Надо заметить, что в то время вопрос о направлении Сибирской железной дороги через Маньчжурию еще не был решен; в полном объеме он встал только в 1895 году, а в следующем году, согласно заключенному Витте с Лихунчангом договору, русское правительство получило право вести железную дорогу на территории Китая.
Указывая на громадную важность проектируемой им железнодорожной ветви, Бадмаев прельщал русское правительство теми грандиозными экономическими выгодами, которые получат русские капиталисты вследствие постройки ветви к городу Лан-чжоу-фу, являющемуся ключом к Тибету, Китаю и Монголии.
Этот проект, однако, был для Бадмаева только поводом, чтобы развить феерический план «присоединения к России Китая, Тибета и Монголии». И самая постройка предложенной железнодорожной ветви на чужой, китайской, территории всецело зависела от достижения этой основной цели, именно — от присоединения к России всего монголо-китайско-тибетского Востока или хотя бы его части.
Бадмаев приложил все усилия, чтобы доказать возможность такого присоединения. Доклад его был богато обставлен всевозможными фактическими данными, окутанными религиозно-мистическим туманом, и истекал из того положения, что царствовавшая в Китае маньчжурская династия в скором времени должна пасть. На Востоке назревают крупные перемены, чем непременно должна воспользоваться русская политика, чтобы предупредить в этом отношении европейцев. К тому же Бадмаев отмечает пассивность китайцев, для которых, по его словам, «безразлично, кто бы ими ни управлял». Особо же благодатную почву для активной русской политики на Востоке имеет тот престиж, каким, по утверждению Бадмаева, пользуется имя «белого царя».
Воспользовавшись благоприятным к России отношением местного населения, готового восстать против маньчжурской династии, по мнению Бадмаева, надо принять меры к вооружению монгольской молодежи: оружие будет доставляться монголам в обмен за шкурки и жир тарбагана, на что существует большой спрос. Будучи вооружены, монголы, «совершенно бессознательно и незаметно для посторонних наблюдателей, будут совершенствоваться во время охот и облав в употреблении этих оружий».

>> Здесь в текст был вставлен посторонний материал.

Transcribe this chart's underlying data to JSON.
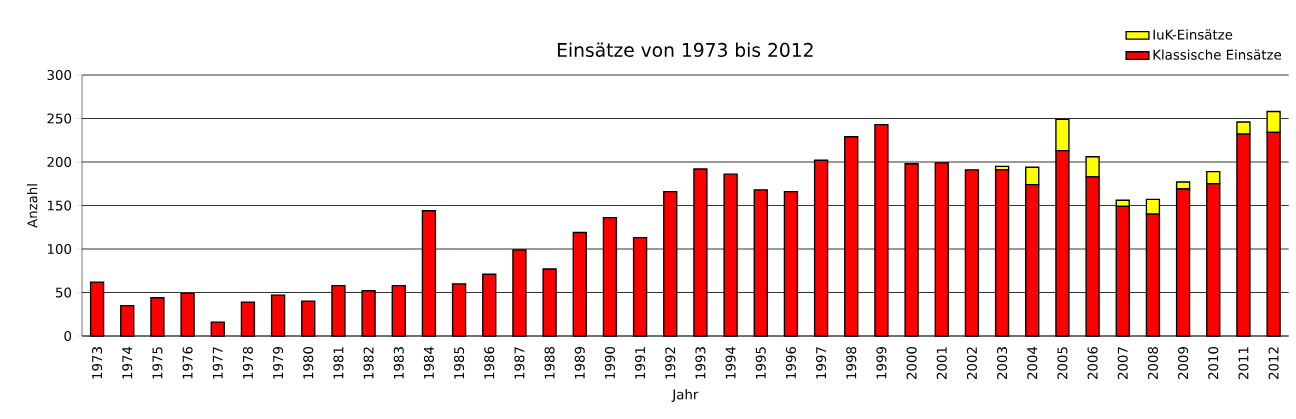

Для реализации этого проекта Бадмаев предлагает устроиться за Байкалом, близ реки Онона, в местности, очень удобной для скотоводства и хлебопашества; отсюда снабженные всем необходимым пионеры будут разъезжать по Монголии, Тибету и Китаю. Сюда же, в Забайкалье, будет приезжать монгольская и тибетская знать, жрецы, ученые и проч.; их радушно встретят, и они «мало-помалу убедятся в безопасности своего положения под гостеприимным кровом своих единоплеменников». А возвращаясь в родные места, эти посетители будут «укреплять уверенность в приближении освобождения от гнета чиновного мира маньчжурской династии». Такая работа будет, разумеется, осуществляться «без всяких разъяснений об истинных намерениях и конечных целях сближения». Так, нисколько не посвящая местных жителей в свои планы, «можно спокойно подготовлять почву к тому, чтобы они сами признали неизбежным пойти на Лан-чжоу-фу и взять этот стратегический пункт без кровопролития». Отсюда же, как утверждает Бадмаев, легко овладеть и всем управлением Китая. А когда это удастся, монгольская, тибетская и китайская знать, а также буддийские жрецы отправятся в Россию просить «белого царя» принять весь Китай в его подданство.